Dismuke v. State

229 Ga. 347 (1972) 190 S.E.2d 915

DISMUKE
v.
THE STATE.

27332.

Supreme Court of Georgia.

Argued July 11, 1972. Decided July 12, 1972.

Glenn Zell, for appellant.

Lewis R. Slaton, District Attorney, Morris H. Rosenberg, for appellee.

NICHOLS, Justice.

The defendant was convicted under a multiple-count indictment of larceny of a motor vehicle and of unlawful use of a motor vehicle license plate. A motion for new trial was overruled and an appeal filed to the Court of Appeals. That court transferred the appeal to this court because prior to joining issue the defendant filed a motion designated as a petition for writ of habeas *348 corpus which was denied and which judgment is enumerated as error by the appellant. Held:

The appeal is one within the jurisdiction of the Court of Appeals and not the Supreme Court.

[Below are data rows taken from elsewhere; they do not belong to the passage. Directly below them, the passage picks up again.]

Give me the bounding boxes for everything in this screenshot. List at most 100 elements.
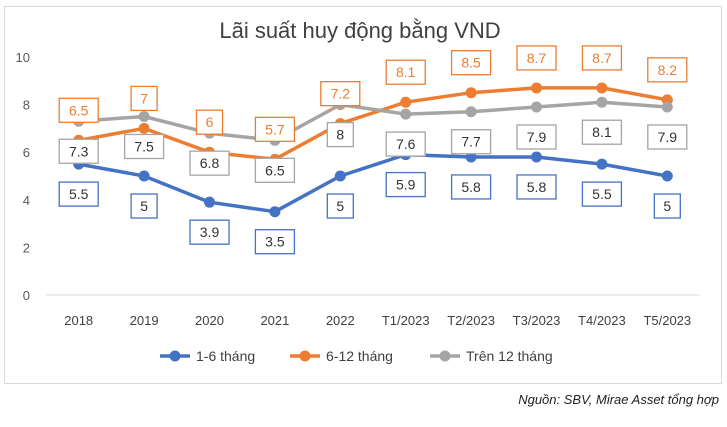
chart-frame (4, 6, 722, 384)
data-label-box (450, 50, 492, 76)
data-label-text: 7.6 (396, 136, 416, 152)
data-label-box (130, 85, 158, 112)
data-label-text: 5.9 (396, 177, 416, 193)
data-point (661, 101, 673, 113)
y-tick-label: 2 (23, 240, 30, 255)
data-label-box (385, 59, 426, 85)
data-label-box (320, 80, 361, 107)
legend-label: 1-6 tháng (196, 348, 255, 364)
y-tick-label: 6 (23, 145, 30, 160)
y-tick-label: 0 (23, 288, 30, 303)
x-tick-label: T3/2023 (513, 313, 561, 328)
data-label-text: 6 (206, 114, 214, 130)
y-tick-label: 8 (23, 98, 30, 113)
data-label-text: 5.8 (527, 179, 547, 195)
data-label-box (58, 181, 99, 207)
data-point (661, 170, 673, 182)
data-label-box (254, 229, 296, 255)
data-label-text: 6.8 (200, 155, 220, 171)
y-axis: 0 2 4 6 8 10 (16, 50, 30, 303)
data-label: 7 (130, 85, 158, 112)
x-tick-label: 2018 (64, 313, 93, 328)
data-label: 7.7 (450, 129, 492, 155)
data-label-box (326, 193, 354, 219)
data-label: 5 (130, 193, 158, 219)
data-label-text: 8.1 (592, 124, 612, 140)
data-label: 6.8 (189, 150, 230, 176)
data-label: 7.6 (385, 131, 426, 157)
data-label: 6 (195, 109, 224, 135)
data-label-text: 6.5 (69, 102, 89, 118)
data-label-text: 5.5 (69, 186, 89, 202)
data-label-text: 6.5 (265, 162, 285, 178)
legend-marker (299, 350, 311, 362)
data-label-text: 7.9 (658, 129, 678, 145)
legend-marker (439, 350, 451, 362)
data-label-text: 3.5 (265, 234, 285, 250)
data-label-box (516, 174, 557, 200)
data-label-text: 8.5 (461, 55, 481, 71)
data-point (596, 96, 608, 108)
series-line (78, 152, 668, 214)
data-label: 5.8 (516, 174, 557, 200)
data-label: 8.1 (385, 59, 426, 85)
data-point (596, 158, 608, 170)
data-label-box (130, 193, 158, 219)
data-point (531, 101, 542, 113)
x-tick-label: 2020 (195, 313, 224, 328)
x-tick-label: 2021 (260, 313, 289, 328)
y-tick-label: 4 (23, 193, 30, 208)
x-tick-label: T5/2023 (643, 313, 691, 328)
data-label-text: 8.2 (658, 62, 678, 78)
data-label-box (581, 45, 623, 71)
data-label-text: 7.9 (527, 129, 547, 145)
data-label-text: 5.8 (461, 179, 481, 195)
legend-item: 6-12 tháng (290, 348, 393, 364)
chart-title: Lãi suất huy động bằng VND (219, 18, 500, 43)
data-point (465, 87, 477, 99)
data-label-box (385, 171, 426, 198)
data-label-box (254, 116, 296, 142)
data-label: 6.5 (58, 97, 99, 123)
data-label-text: 8.7 (592, 50, 612, 66)
x-tick-label: 2022 (326, 313, 355, 328)
x-axis: 2018 2019 2020 2021 2022 T1/2023 T2/2023 T3/202… (46, 294, 700, 328)
data-label-box (581, 181, 623, 207)
data-label: 3.5 (254, 229, 296, 255)
legend-label: Trên 12 tháng (466, 348, 553, 364)
data-label-text: 7.5 (134, 139, 154, 155)
data-label-text: 7 (140, 90, 148, 106)
data-labels: 5.5 5 3.9 3.5 5 5.9 5.8 5.8 5.5 5 6.5 7 6 5.7 7.2 8.1 8.… (58, 45, 688, 255)
data-label: 5 (653, 193, 681, 219)
data-label-text: 3.9 (200, 224, 220, 240)
series-line (78, 100, 668, 143)
data-label-box (516, 124, 557, 150)
data-label: 8.7 (581, 45, 623, 71)
data-label-text: 8 (336, 127, 344, 143)
data-label-box (450, 174, 492, 200)
data-label-box (326, 121, 354, 148)
data-label: 8.7 (516, 45, 557, 71)
data-label: 7.9 (647, 124, 688, 150)
data-label-box (647, 124, 688, 150)
data-label: 7.3 (58, 138, 99, 164)
data-label: 5 (326, 193, 354, 219)
data-label-text: 5.7 (265, 121, 285, 137)
data-label-box (58, 138, 99, 164)
data-label-box (123, 133, 165, 160)
data-label-box (195, 109, 224, 135)
data-point (531, 82, 542, 94)
data-point (531, 151, 542, 163)
data-point (334, 170, 346, 182)
data-label: 6.5 (254, 157, 296, 183)
data-point (596, 82, 608, 94)
x-tick-label: T2/2023 (447, 313, 495, 328)
data-point (400, 108, 412, 120)
source-note: Nguồn: SBV, Mirae Asset tổng hợp (518, 392, 719, 407)
data-label-box (516, 45, 557, 71)
data-label: 8.1 (581, 119, 623, 145)
data-point (138, 111, 150, 122)
y-tick-label: 10 (16, 50, 30, 65)
data-label-text: 5 (140, 198, 148, 214)
legend: 1-6 tháng 6-12 tháng Trên 12 tháng (160, 348, 553, 364)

If the pre-trial motion is considered a "petition for writ of habeas corpus," it would relate to the pre-trial, and not post-conviction confinement. The writ of habeas corpus is available to test present confinement only and any question presented by such motion, if treated as a writ of habeas corpus, becomes moot upon the conviction. Compare Floyd v. Smith, 225 Ga. 650 (171 SE2d 142); Evans v. Perkins, 225 Ga. 48, 50 (165 SE2d 652).

Moreover, if considered as a petition for "writ of habeas corpus," such judgment was a final judgment from which an appeal could and must have been taken within 30 days after it was rendered. Code Ann. § 6-701. No such appeal was taken.

Properly construed, the pleading is a pre-trial motion in the case wherein the defendant was later convicted and not a petition for writ of habeas corpus. Accordingly, the Court of Appeals and not the Supreme Court has jurisdiction of the appeal.

Transferred to the Court of Appeals. All the Justice concur.